Ces mesures visent à créer un cadre cohérent, scientifiquement fondé et aligné sur les futures exigences européennes en matière de bien-être animal.
Harmonisation avec les normes européennes
Au niveau européen, des efforts sont en cours pour harmoniser les pratiques en matière de bien-être animal. En juin 2025, le Parlement européen a approuvé sa position sur des normes minimales pour l’élevage, l’hébergement et la manipulation des chats et des chiens. Ces nouvelles règles pourraient aider les autorités à mieux contrôler l’élevage et le commerce des animaux, tout en facilitant pour les acheteurs la vérification de l’origine de leur futur animal de compagnie et le respect des normes en vigueur.
Parmi les modifications introduites :
- Interdiction de la reproduction des hybrides (résultat d’un croisement avec une espèce sauvage).
- Exclusion de la reproduction pour les femelles ayant subi deux césariennes, afin de protéger leur santé et leur bien-être.
- Exclusion de la reproduction pour les chiens et chats présentant des caractères extrêmes susceptibles d’affecter leur bien-être ou celui de leur descendance.
- Interdiction de la participation à des compétitions, des « shows » ou des expositions pour les animaux présentant des conformations extrêmes ou des mutilations.
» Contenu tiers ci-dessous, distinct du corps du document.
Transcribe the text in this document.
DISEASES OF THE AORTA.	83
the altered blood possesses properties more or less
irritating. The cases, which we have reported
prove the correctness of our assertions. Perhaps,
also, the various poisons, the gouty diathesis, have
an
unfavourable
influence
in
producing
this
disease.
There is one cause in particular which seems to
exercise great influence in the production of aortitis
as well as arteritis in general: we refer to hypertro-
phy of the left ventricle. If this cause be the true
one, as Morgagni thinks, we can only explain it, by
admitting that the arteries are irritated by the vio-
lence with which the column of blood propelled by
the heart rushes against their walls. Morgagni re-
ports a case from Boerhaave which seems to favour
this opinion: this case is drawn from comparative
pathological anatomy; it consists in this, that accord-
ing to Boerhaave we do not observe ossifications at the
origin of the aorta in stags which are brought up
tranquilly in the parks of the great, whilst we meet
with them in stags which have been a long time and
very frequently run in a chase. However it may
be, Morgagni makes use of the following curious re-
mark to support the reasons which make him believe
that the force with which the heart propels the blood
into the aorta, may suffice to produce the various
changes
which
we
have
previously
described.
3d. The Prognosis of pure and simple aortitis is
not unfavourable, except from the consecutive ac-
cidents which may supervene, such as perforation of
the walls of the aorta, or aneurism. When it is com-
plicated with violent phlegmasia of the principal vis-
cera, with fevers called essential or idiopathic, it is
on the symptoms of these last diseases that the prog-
Ces initiatives européennes influencent directement les législations nationales, y compris en Belgique, et visent à garantir des conditions de vie décentes pour les animaux de compagnie.
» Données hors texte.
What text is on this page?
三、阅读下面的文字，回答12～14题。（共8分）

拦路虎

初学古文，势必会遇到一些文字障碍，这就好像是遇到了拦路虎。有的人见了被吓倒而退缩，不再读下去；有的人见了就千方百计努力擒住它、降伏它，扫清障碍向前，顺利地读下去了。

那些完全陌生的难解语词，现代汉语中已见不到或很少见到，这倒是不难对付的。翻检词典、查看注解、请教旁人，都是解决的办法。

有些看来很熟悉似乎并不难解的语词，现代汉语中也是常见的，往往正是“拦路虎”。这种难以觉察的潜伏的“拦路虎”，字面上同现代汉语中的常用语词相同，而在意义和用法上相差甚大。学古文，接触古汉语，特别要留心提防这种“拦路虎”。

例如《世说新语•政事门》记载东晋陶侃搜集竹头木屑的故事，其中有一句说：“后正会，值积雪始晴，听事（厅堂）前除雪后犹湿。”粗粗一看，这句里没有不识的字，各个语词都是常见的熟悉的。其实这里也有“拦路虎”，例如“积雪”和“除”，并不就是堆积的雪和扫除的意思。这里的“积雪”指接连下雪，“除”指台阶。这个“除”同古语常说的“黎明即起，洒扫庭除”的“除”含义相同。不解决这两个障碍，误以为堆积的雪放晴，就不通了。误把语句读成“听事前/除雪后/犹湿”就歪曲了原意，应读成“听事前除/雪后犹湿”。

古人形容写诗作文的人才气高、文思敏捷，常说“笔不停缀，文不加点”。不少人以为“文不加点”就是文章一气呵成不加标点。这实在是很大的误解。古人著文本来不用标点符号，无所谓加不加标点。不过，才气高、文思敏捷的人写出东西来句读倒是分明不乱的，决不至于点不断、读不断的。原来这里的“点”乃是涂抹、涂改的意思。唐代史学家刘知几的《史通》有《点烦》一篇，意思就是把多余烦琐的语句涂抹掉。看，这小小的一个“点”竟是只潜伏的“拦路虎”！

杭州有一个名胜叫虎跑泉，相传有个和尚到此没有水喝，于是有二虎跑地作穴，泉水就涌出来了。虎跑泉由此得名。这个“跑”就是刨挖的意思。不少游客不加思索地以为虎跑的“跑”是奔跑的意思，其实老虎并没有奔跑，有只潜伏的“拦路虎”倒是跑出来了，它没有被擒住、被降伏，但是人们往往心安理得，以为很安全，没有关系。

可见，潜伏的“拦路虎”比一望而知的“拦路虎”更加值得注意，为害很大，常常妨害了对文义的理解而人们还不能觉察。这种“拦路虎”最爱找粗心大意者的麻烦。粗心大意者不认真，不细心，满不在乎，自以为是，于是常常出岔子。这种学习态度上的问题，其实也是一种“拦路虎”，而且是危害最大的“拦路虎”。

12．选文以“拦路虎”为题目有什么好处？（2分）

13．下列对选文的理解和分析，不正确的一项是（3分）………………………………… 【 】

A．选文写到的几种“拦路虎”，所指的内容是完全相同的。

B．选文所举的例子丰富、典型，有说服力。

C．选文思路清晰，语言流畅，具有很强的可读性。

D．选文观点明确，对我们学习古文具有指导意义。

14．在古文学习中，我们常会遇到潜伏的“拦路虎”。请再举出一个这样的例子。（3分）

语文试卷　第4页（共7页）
Identification et enregistrement des chiens
Depuis le 1er juillet 2024, un nouvel arrêté du Gouvernement de la Région de Bruxelles-Capitale est entré en vigueur, renforçant les obligations en matière d’identification et d’enregistrement des chiens. Les propriétaires doivent s’assurer que leur animal est identifié par une puce électronique et enregistré dans la base de données officielle Dog ID. En cas de changement de responsable, les données doivent être mises à jour dans un délai de huit jours.
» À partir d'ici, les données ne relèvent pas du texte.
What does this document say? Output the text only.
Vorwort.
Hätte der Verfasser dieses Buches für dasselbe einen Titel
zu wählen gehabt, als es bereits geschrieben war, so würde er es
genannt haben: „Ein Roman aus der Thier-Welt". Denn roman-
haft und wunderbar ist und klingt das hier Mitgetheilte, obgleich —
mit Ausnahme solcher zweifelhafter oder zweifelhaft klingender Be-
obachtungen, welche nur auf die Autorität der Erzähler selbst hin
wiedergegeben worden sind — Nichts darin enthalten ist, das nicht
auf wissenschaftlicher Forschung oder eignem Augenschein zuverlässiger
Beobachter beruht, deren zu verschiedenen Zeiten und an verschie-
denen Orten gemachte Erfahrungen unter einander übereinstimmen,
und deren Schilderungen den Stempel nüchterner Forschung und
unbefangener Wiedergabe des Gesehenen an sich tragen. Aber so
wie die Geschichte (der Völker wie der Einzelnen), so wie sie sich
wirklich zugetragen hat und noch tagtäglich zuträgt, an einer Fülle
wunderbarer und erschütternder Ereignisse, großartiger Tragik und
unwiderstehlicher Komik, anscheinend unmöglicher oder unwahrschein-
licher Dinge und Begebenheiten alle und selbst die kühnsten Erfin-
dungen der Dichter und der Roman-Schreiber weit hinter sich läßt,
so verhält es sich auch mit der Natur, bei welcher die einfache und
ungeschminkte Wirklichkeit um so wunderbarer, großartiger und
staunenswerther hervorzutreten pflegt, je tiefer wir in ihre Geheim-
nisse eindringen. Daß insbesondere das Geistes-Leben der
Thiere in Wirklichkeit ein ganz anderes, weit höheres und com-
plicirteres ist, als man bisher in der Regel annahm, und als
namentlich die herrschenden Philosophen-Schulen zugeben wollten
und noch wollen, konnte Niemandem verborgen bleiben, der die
Ces mesures facilitent la traçabilité des animaux, contribuent à lutter contre les abandons et permettent de retrouver plus facilement les chiens perdus.
En somme, les nouvelles règles prévues d’ici 2026 en Belgique visent à renforcer la responsabilité des propriétaires, assurer la sécurité publique et améliorer le bien-être des chiens. Il est essentiel pour chaque détenteur de se tenir informé de ces évolutions législatives afin de garantir une cohabitation harmonieuse entre les humains et leurs compagnons à quatre pattes.